From gooey import gooey, GooeyParser import getCopy the code
Then add if __name__ == ‘__main__’ :
If __name__ == '__main__': main()Copy the code
Let’s define this main() :
@gooey (encoding=' utF-8 ', program_name="Weeker ", language=' Chinese ') def main(): encoding='utf-8', program_name="Weeker ", language=' Chinese ') def main(): Parser = GooeyParser(Description =" Parser, Cheers!" ) parser. Add_argument ("url", metavar=' document address ', widget="TextField") parser. Add_argument ("ua", metavar=' user UA', widget="Dropdown", choices={"Googlebot": 1, 'Baiduspider': Add_argument ("path", metavar=' save path ', widget="DirChooser") parser. Add_argument ("output", metavar=' rename ', Widget ="TextField") parser. Add_argument ("convert", metavar=' format conversion ', widget="Dropdown", choices={'docx': 1}) args = parser.parse_args() get.get(args.url, ua=args.ua, path=args.path, output=args.output, convert=args.convert)Copy the code
@gooey is a decorator that converts main() to a Gooey function. In main, we write the parser.add_argument function similar to argparse, and finally define args = parser.parse_args(), which takes input for each argument from the args member and passes it to get. Py. Let’s run it and something amazing happens:
We have successfully converted CLI to GUI!!

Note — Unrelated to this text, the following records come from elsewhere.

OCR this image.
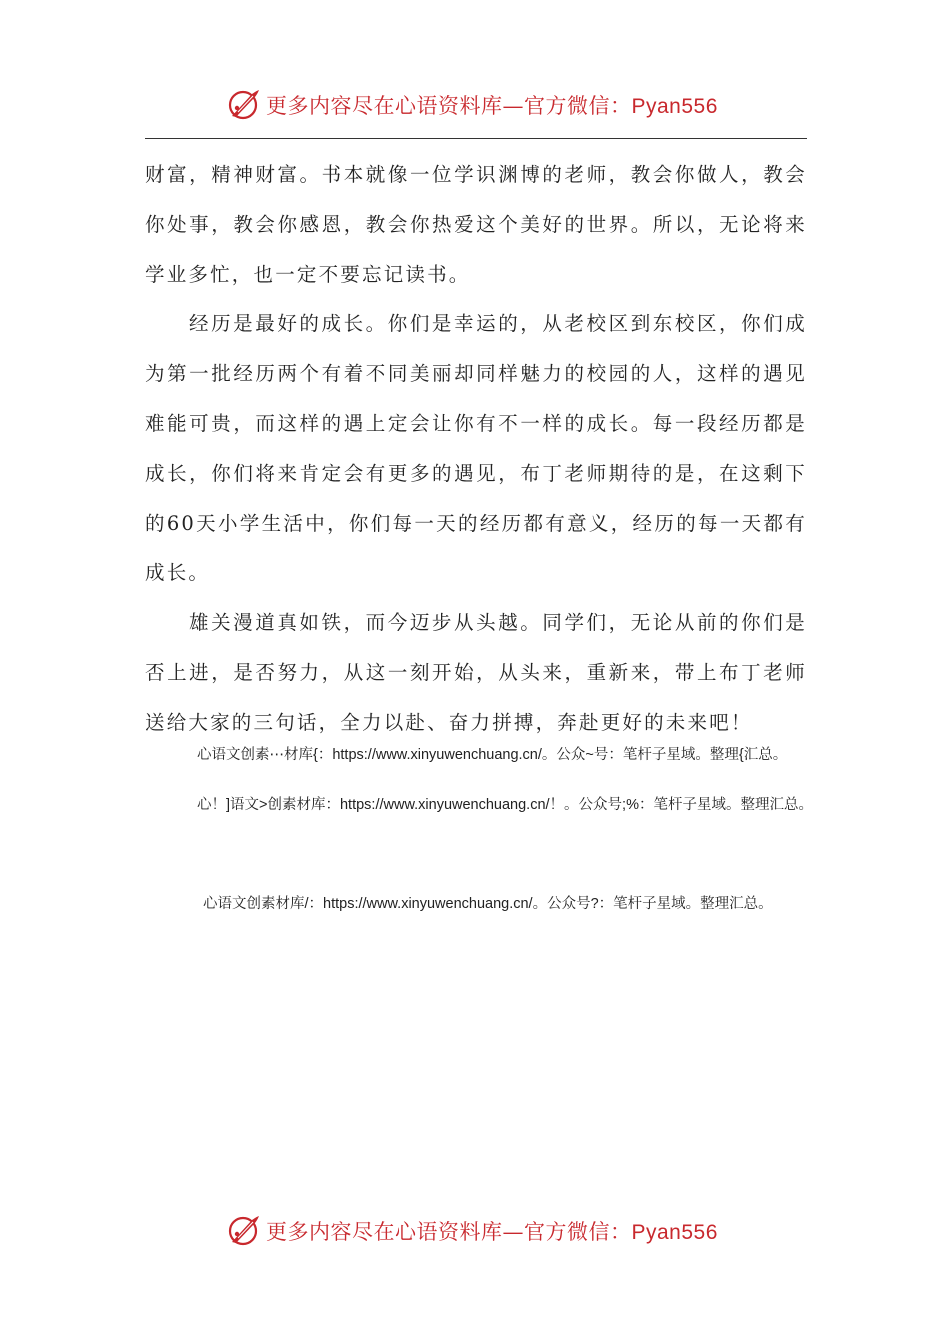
更多内容尽在心语资料库—官方微信：Pyan556

财富，精神财富。书本就像一位学识渊博的老师，教会你做人，教会你处事，教会你感恩，教会你热爱这个美好的世界。所以，无论将来学业多忙，也一定不要忘记读书。

经历是最好的成长。你们是幸运的，从老校区到东校区，你们成为第一批经历两个有着不同美丽却同样魅力的校园的人，这样的遇见难能可贵，而这样的遇上定会让你有不一样的成长。每一段经历都是成长，你们将来肯定会有更多的遇见，布丁老师期待的是，在这剩下的60天小学生活中，你们每一天的经历都有意义，经历的每一天都有成长。

雄关漫道真如铁，而今迈步从头越。同学们，无论从前的你们是否上进，是否努力，从这一刻开始，从头来，重新来，带上布丁老师送给大家的三句话，全力以赴、奋力拼搏，奔赴更好的未来吧！

心语文创素⋯材库{：https://www.xinyuwenchuang.cn/。公众~号：笔杆子星域。整理{汇总。

心！]语文>创素材库：https://www.xinyuwenchuang.cn/！。公众号;%：笔杆子星域。整理汇总。

心语文创素材库/：https://www.xinyuwenchuang.cn/。公众号?：笔杆子星域。整理汇总。

更多内容尽在心语资料库—官方微信：Pyan556
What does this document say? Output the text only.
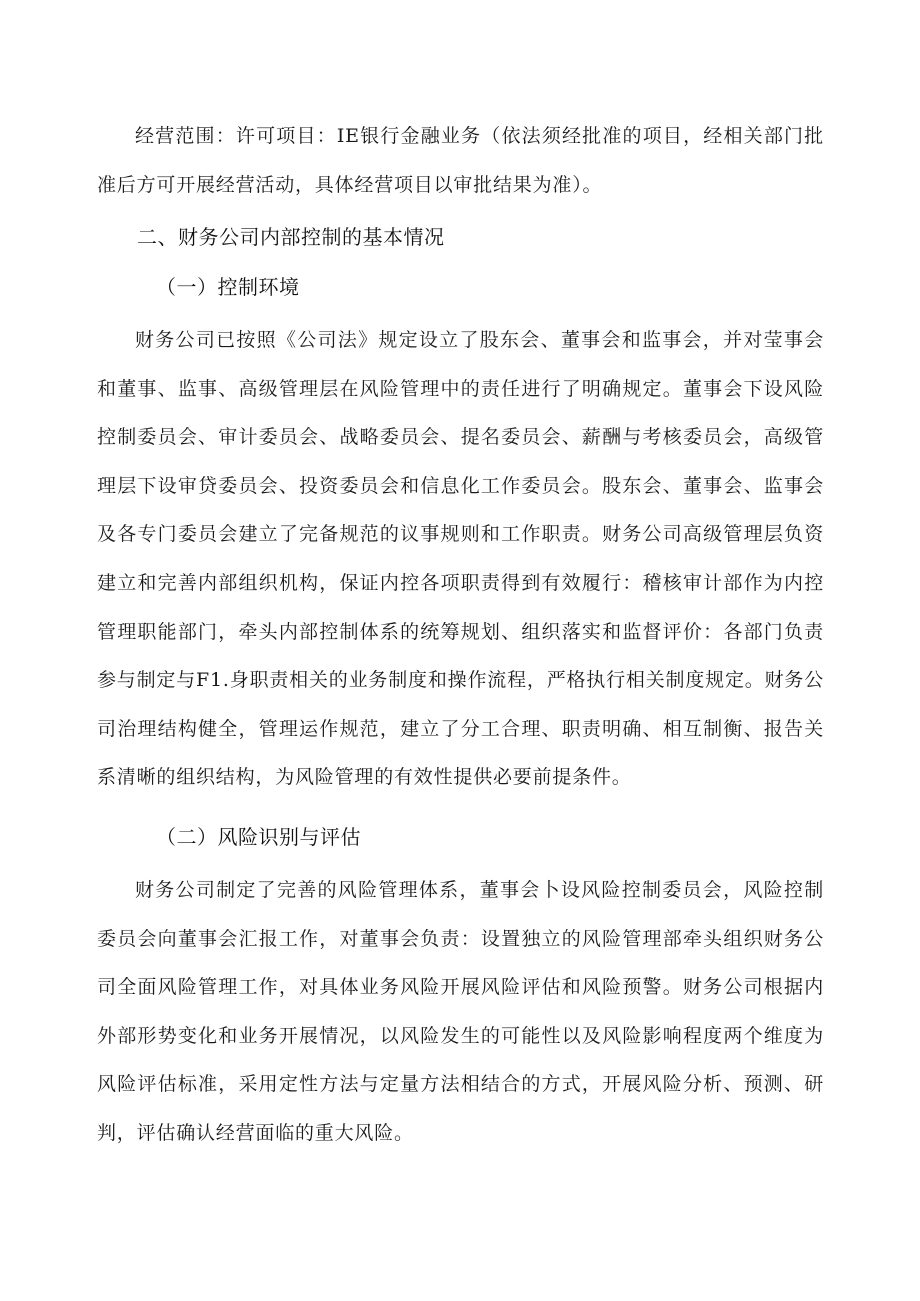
经营范围：许可项目：IE银行金融业务（依法须经批准的项目，经相关部门批准后方可开展经营活动，具体经营项目以审批结果为准）。

二、财务公司内部控制的基本情况
（一）控制环境

财务公司已按照《公司法》规定设立了股东会、董事会和监事会，并对莹事会和董事、监事、高级管理层在风险管理中的责任进行了明确规定。董事会下设风险控制委员会、审计委员会、战略委员会、提名委员会、薪酬与考核委员会，高级管理层下设审贷委员会、投资委员会和信息化工作委员会。股东会、董事会、监事会及各专门委员会建立了完备规范的议事规则和工作职责。财务公司高级管理层负资建立和完善内部组织机构，保证内控各项职责得到有效履行：稽核审计部作为内控管理职能部门，牵头内部控制体系的统筹规划、组织落实和监督评价：各部门负责参与制定与F1.身职责相关的业务制度和操作流程，严格执行相关制度规定。财务公司治理结构健全，管理运作规范，建立了分工合理、职责明确、相互制衡、报告关系清晰的组织结构，为风险管理的有效性提供必要前提条件。

（二）风险识别与评估

财务公司制定了完善的风险管理体系，董事会卜设风险控制委员会，风险控制委员会向董事会汇报工作，对董事会负责：设置独立的风险管理部牵头组织财务公司全面风险管理工作，对具体业务风险开展风险评估和风险预警。财务公司根据内外部形势变化和业务开展情况，以风险发生的可能性以及风险影响程度两个维度为风险评估标准，采用定性方法与定量方法相结合的方式，开展风险分析、预测、研判，评估确认经营面临的重大风险。
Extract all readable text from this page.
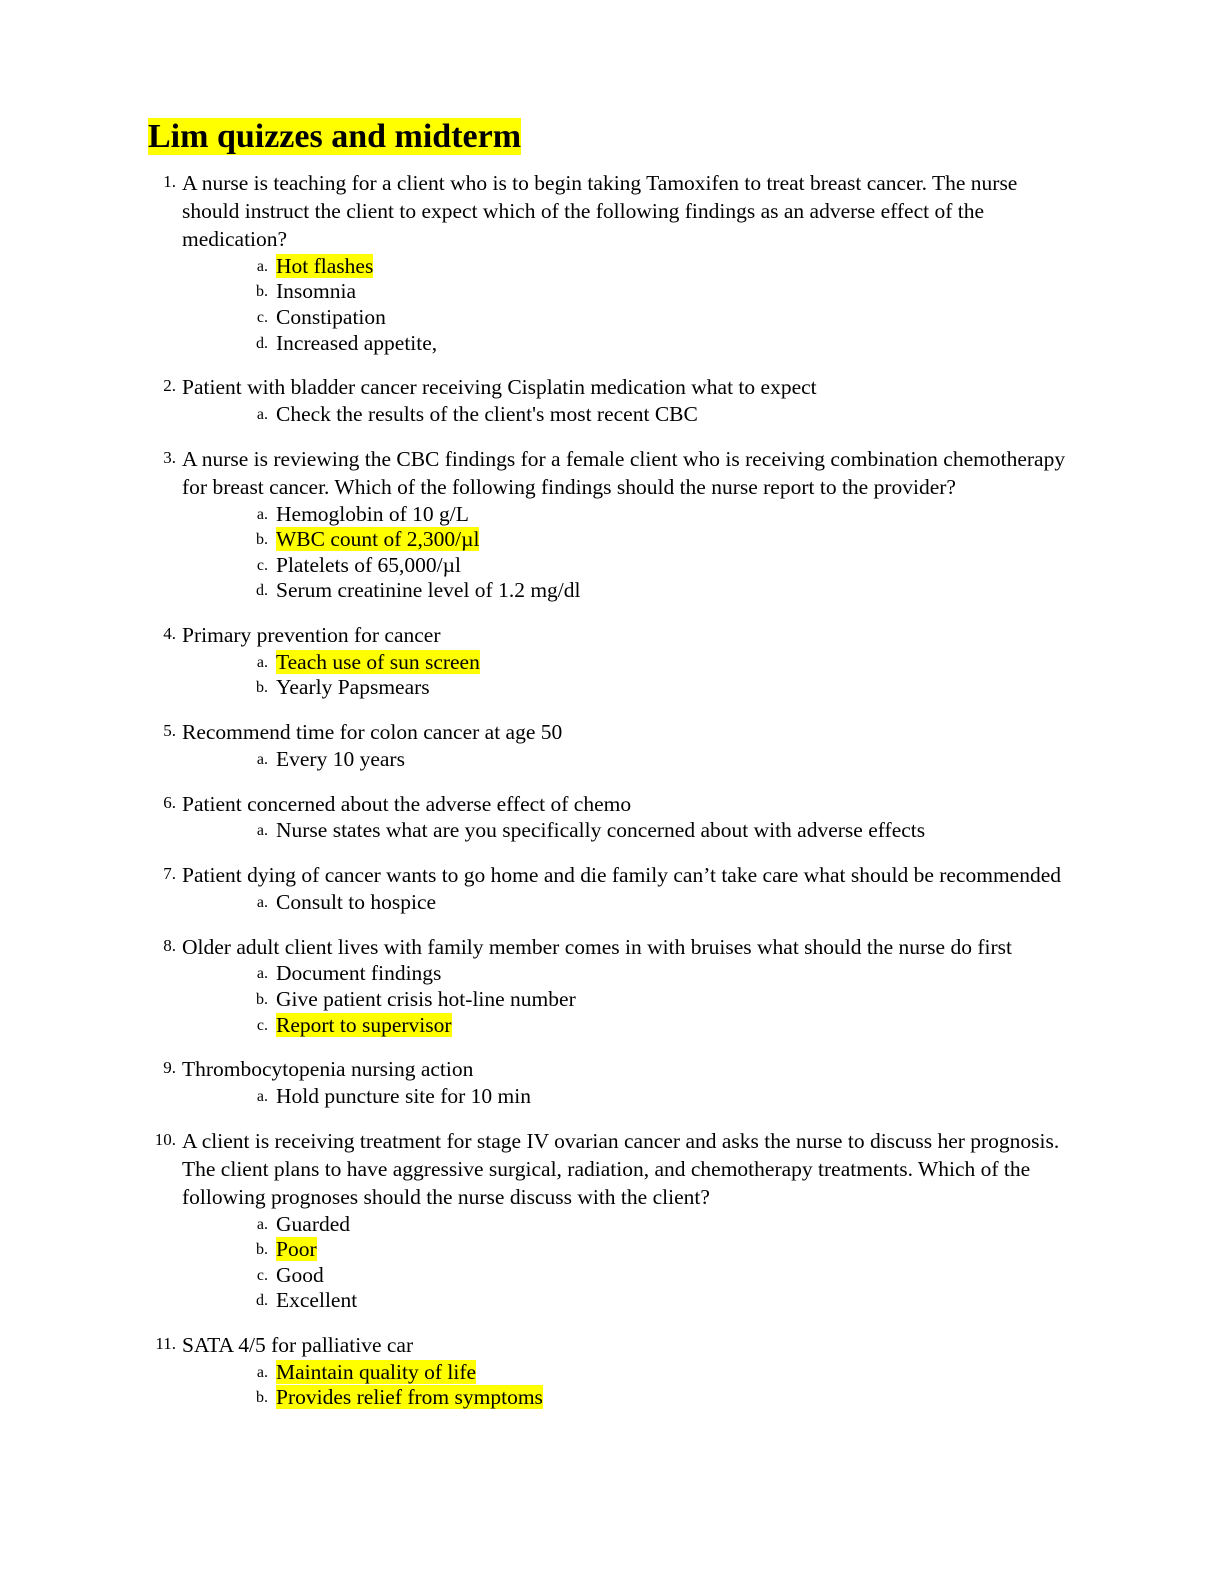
Lim quizzes and midterm
1. A nurse is teaching for a client who is to begin taking Tamoxifen to treat breast cancer. The nurse should instruct the client to expect which of the following findings as an adverse effect of the medication?

a. Hot flashes
b. Insomnia
c. Constipation
d. Increased appetite,
2. Patient with bladder cancer receiving Cisplatin medication what to expect

a. Check the results of the client's most recent CBC
3. A nurse is reviewing the CBC findings for a female client who is receiving combination chemotherapy for breast cancer. Which of the following findings should the nurse report to the provider?

a. Hemoglobin of 10 g/L
b. WBC count of 2,300/µl
c. Platelets of 65,000/µl
d. Serum creatinine level of 1.2 mg/dl
4. Primary prevention for cancer

a. Teach use of sun screen
b. Yearly Papsmears
5. Recommend time for colon cancer at age 50

a. Every 10 years
6. Patient concerned about the adverse effect of chemo

a. Nurse states what are you specifically concerned about with adverse effects
7. Patient dying of cancer wants to go home and die family can’t take care what should be recommended

a. Consult to hospice
8. Older adult client lives with family member comes in with bruises what should the nurse do first

a. Document findings
b. Give patient crisis hot-line number
c. Report to supervisor
9. Thrombocytopenia nursing action

a. Hold puncture site for 10 min
10. A client is receiving treatment for stage IV ovarian cancer and asks the nurse to discuss her prognosis. The client plans to have aggressive surgical, radiation, and chemotherapy treatments. Which of the following prognoses should the nurse discuss with the client?

a. Guarded
b. Poor
c. Good
d. Excellent
11. SATA 4/5 for palliative car

a. Maintain quality of life
b. Provides relief from symptoms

Note: If you prefer the command line, you can search python-fire on GitHub and expose functions and arguments directly to the CLI for better results. Note II: due to computer problems, the finished product can not be packaged, so if necessary, please compile by yourself. Note III: Attached are two py files. Note IV: I just saw a wrong import in the source code. If you downloaded the source code, please check it against the code in the article first.